Consistency-Guided Decoding with Proof-Driven Disambiguation for Three-Way Logical Question Answering
Summary: arXiv:2604.06196v1 Announce Type: cross
Abstract
Three-way logical question answering (QA) assigns True/False/Unknown to a hypothesis H given a premise set S. While modern large language models (LLMs) can be accurate on isolated examples, we identify two recurring failure modes in 3-way logic QA: (i) negation inconsistency, where answers to H and ¬H violate the deterministic label mapping, and (ii) epistemic Unknown, where the model predicts Unknown due to uncertainty or instability even when S entails one side. We present CGD-PD, a lightweight test-time layer that (a) queries a single 3-way classifier on both H and a mechanically negated form of H, (b) projects the pair onto a negation-consistent decision when possible, and (c) invokes a proof-driven disambiguation step that uses targeted binary entailment probes to selectively resolve Unknown outcomes, requiring only an average of 4-5 model calls. On the FOLIO benchmark’s first-order-logic fields, CGD-PD yields consistent gains across frontier LLMs, with relative improvements in accuracy of up to 16% over the base model, while also reducing Unknown predictions.
Introduction
The advent of large language models (LLMs) has revolutionized natural language processing, particularly in the realm of question answering. However, the complexity of logical reasoning presents significant challenges, especially in three-way logical question answering. This article explores the shortcomings of current models and introduces a novel approach to enhance their reliability.

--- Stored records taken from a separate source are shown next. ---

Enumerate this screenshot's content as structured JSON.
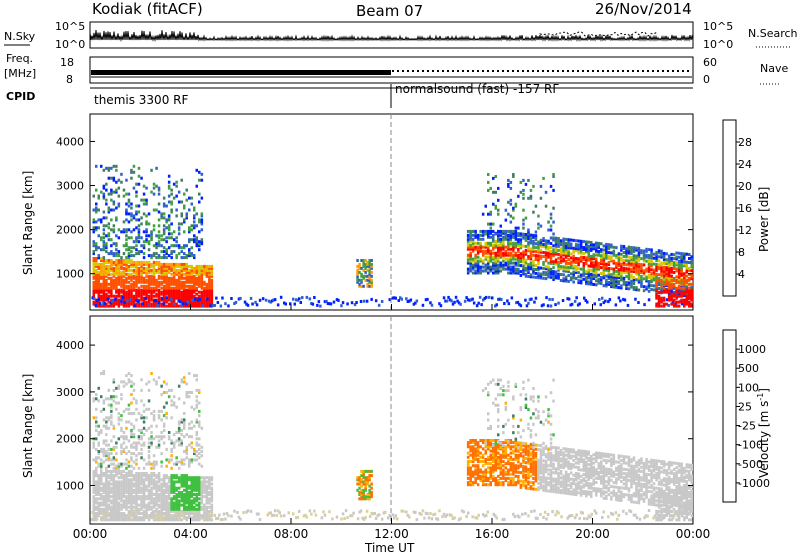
{
  "header": {
    "station": "Kodiak (fitACF)",
    "beam": "Beam 07",
    "date": "26/Nov/2014"
  },
  "status": {
    "left_labels": {
      "nsky": "N.Sky",
      "freq": "Freq.",
      "freq_unit": "[MHz]",
      "cpid": "CPID"
    },
    "right_labels": {
      "nsearch": "N.Search",
      "nave": "Nave"
    },
    "nsky_ticks": [
      "10^5",
      "10^0"
    ],
    "nsearch_ticks": [
      "10^5",
      "10^0"
    ],
    "freq_ticks": [
      "18",
      "8"
    ],
    "nave_ticks": [
      "60",
      "0"
    ],
    "programs": [
      {
        "label": "themis 3300 RF",
        "start_hour": 0
      },
      {
        "label": "normalsound (fast) -157 RF",
        "start_hour": 12
      }
    ]
  },
  "chart_data": [
    {
      "type": "heatmap",
      "panel": "power",
      "ylabel": "Slant Range [km]",
      "yticks": [
        1000,
        2000,
        3000,
        4000
      ],
      "ylim": [
        200,
        4600
      ],
      "xlim": [
        0,
        24
      ],
      "colorbar": {
        "label": "Power [dB]",
        "ticks": [
          "28",
          "24",
          "20",
          "16",
          "12",
          "8",
          "4"
        ],
        "colors": [
          "#0020ff",
          "#2f5fd0",
          "#3f7f60",
          "#40a040",
          "#d8c800",
          "#ffa000",
          "#ff5000",
          "#ff0000"
        ]
      },
      "regions": [
        {
          "t": [
            0.0,
            5.0
          ],
          "r": [
            300,
            3500
          ],
          "desc": "intense near-range + scattered far echoes"
        },
        {
          "t": [
            10.5,
            11.3
          ],
          "r": [
            700,
            1400
          ],
          "desc": "isolated patch"
        },
        {
          "t": [
            15.0,
            24.0
          ],
          "r": [
            300,
            3500
          ],
          "desc": "descending band"
        }
      ]
    },
    {
      "type": "heatmap",
      "panel": "velocity",
      "ylabel": "Slant Range [km]",
      "yticks": [
        1000,
        2000,
        3000,
        4000
      ],
      "ylim": [
        200,
        4600
      ],
      "xlim": [
        0,
        24
      ],
      "xticks": [
        "00:00",
        "04:00",
        "08:00",
        "12:00",
        "16:00",
        "20:00",
        "00:00"
      ],
      "xlabel": "Time UT",
      "colorbar": {
        "label": "Velocity [m s-1]",
        "ticks": [
          "1000",
          "500",
          "100",
          "25",
          "-25",
          "-100",
          "-500",
          "-1000"
        ],
        "colors": [
          "#2050c0",
          "#3f7f60",
          "#40c040",
          "#c8c8c8",
          "#c8c8c8",
          "#ffb000",
          "#ff7000",
          "#ff0000"
        ]
      }
    }
  ]
}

Identifying the Challenges
Three-way logical question answering involves a nuanced understanding of premises and hypotheses. Two critical issues have been identified:
- Negation Inconsistency: This occurs when a model’s responses to a hypothesis H and its negation ¬H contradict the expected deterministic label mapping.
- Epistemic Unknown: Models may classify answers as Unknown due to uncertainty, even in cases where the premise set S should logically entail a definitive answer.
Introducing CGD-PD
To address these challenges, we propose the Consistency-Guided Decoding with Proof-Driven Disambiguation (CGD-PD) framework. This innovative layer operates at test time, providing an efficient mechanism for improving logical question answering:
- Querying Mechanism: CGD-PD queries a single 3-way classifier for both the hypothesis H and its mechanically negated form.
- Negation-Consistent Decision Making: The framework projects the outputs onto a consistent decision whenever feasible.
- Proof-Driven Disambiguation: In cases of Unknown outputs, targeted binary entailment probes are employed to resolve uncertainty, minimizing the number of model calls needed.
Results and Impact
When tested on the FOLIO benchmark, CGD-PD demonstrated impressive results:
- Achieved relative accuracy improvements of up to 16% over base models.
- Significantly reduced the number of Unknown predictions, enhancing overall model reliability.
Conclusion
CGD-PD represents a significant advancement in the field of logical question answering, addressing critical shortcomings in existing models. By introducing a structured approach to negation and uncertainty, this framework promises to enhance the consistency and reliability of LLMs in complex reasoning tasks.